Coursera, which is one of the big providers of what are called Massive Open Online Courses, is expanding its reach.
The Wall Street Journal reports Web Courses Woo Professors.
Profs at those 10 systems can bring the courses into their classes. This could be used in what’s called “flipping” the classroom – watch the lecture outside class and then use class time to discuss the material.
The scope of this change:
The contracts broaden Coursera’s audience, currently 3.68 million people, by giving it access to more than 1.25 million students enrolled in the combined university systems.
The article addresses the downside of on-line classes
Still, many critics within academia remain concerned that MOOCs will eventually limit live lectures to the wealthiest schools.
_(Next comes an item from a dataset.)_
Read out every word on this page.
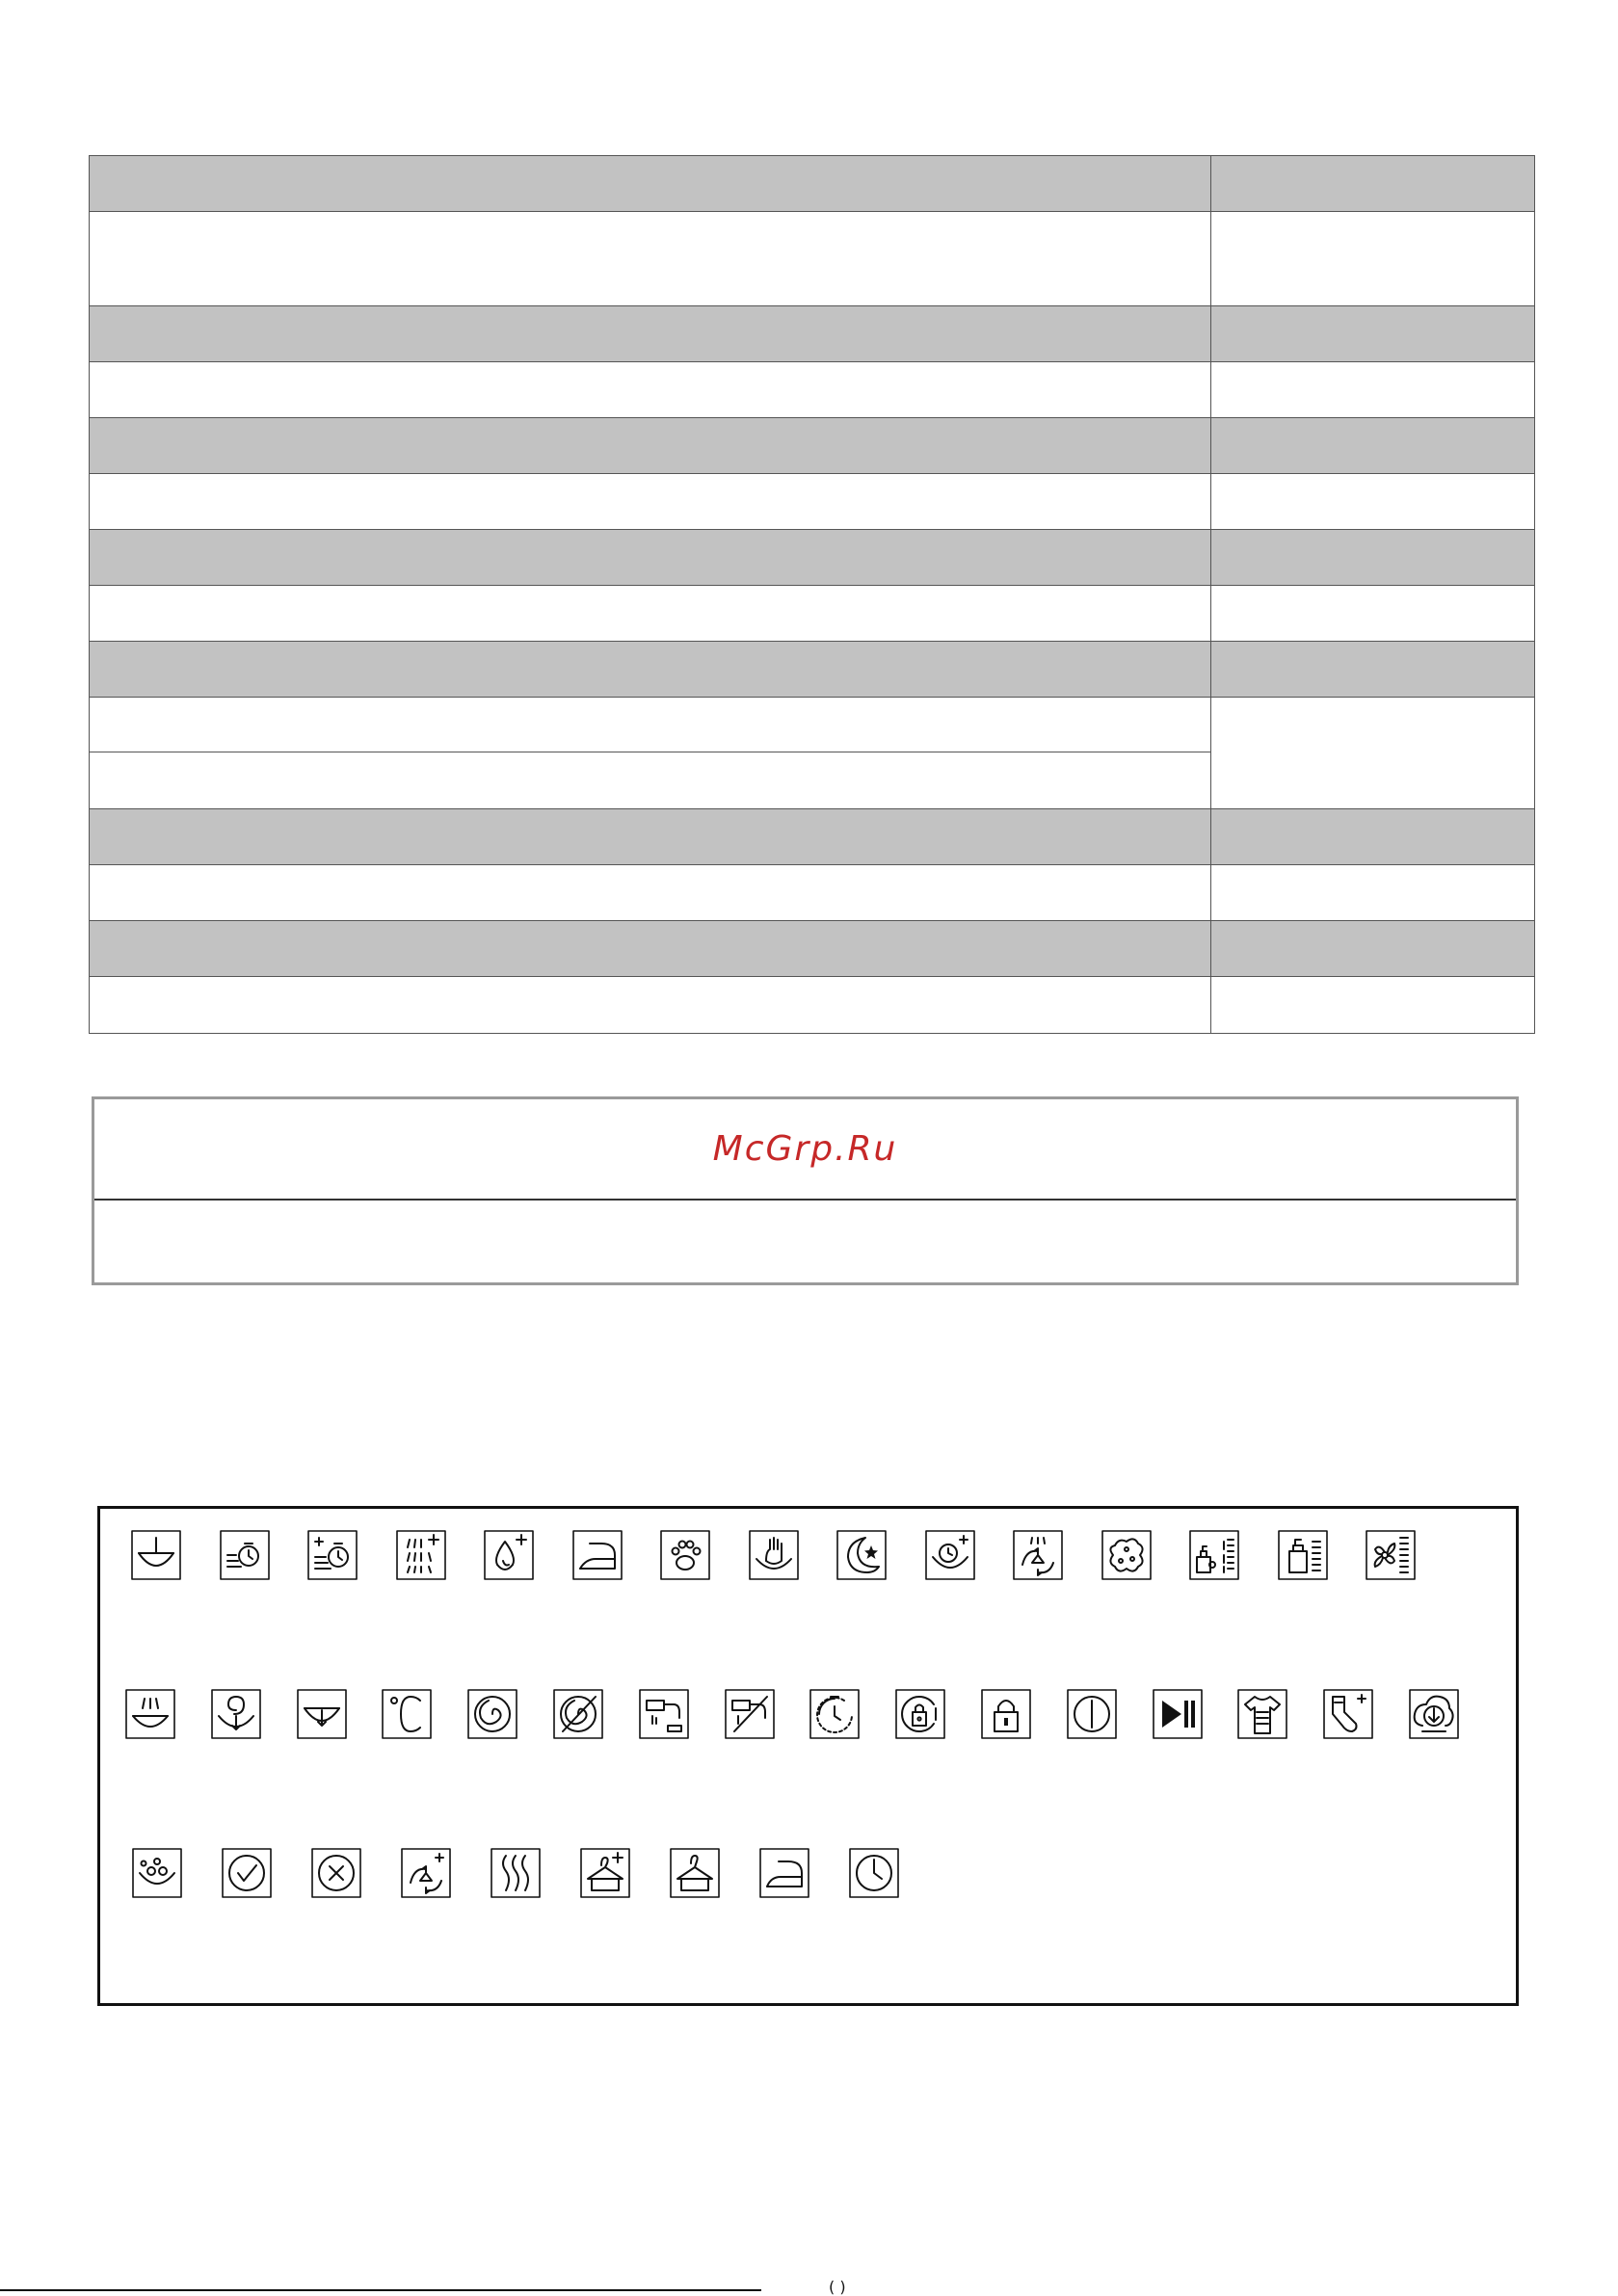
McGrp.Ru
( )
Meanwhile, faculty at cash-strapped public or midtier colleges might be displaced by low-paid staff who lead discussions after students have watched lectures from other schools’ star professors online.
Regardless of the impact, there is a revolution in higher ed. I call it the open frontier. Disruption is another term:
“Higher education is being disrupted just like the steel industry or the newspaper industry,” said Ray Schroeder, director of the Center for Online Learning, Research and Service at the University of Illinois Springfield. “From that shakeout, a lot of people will become unemployed.”
The frontier in education is wide open.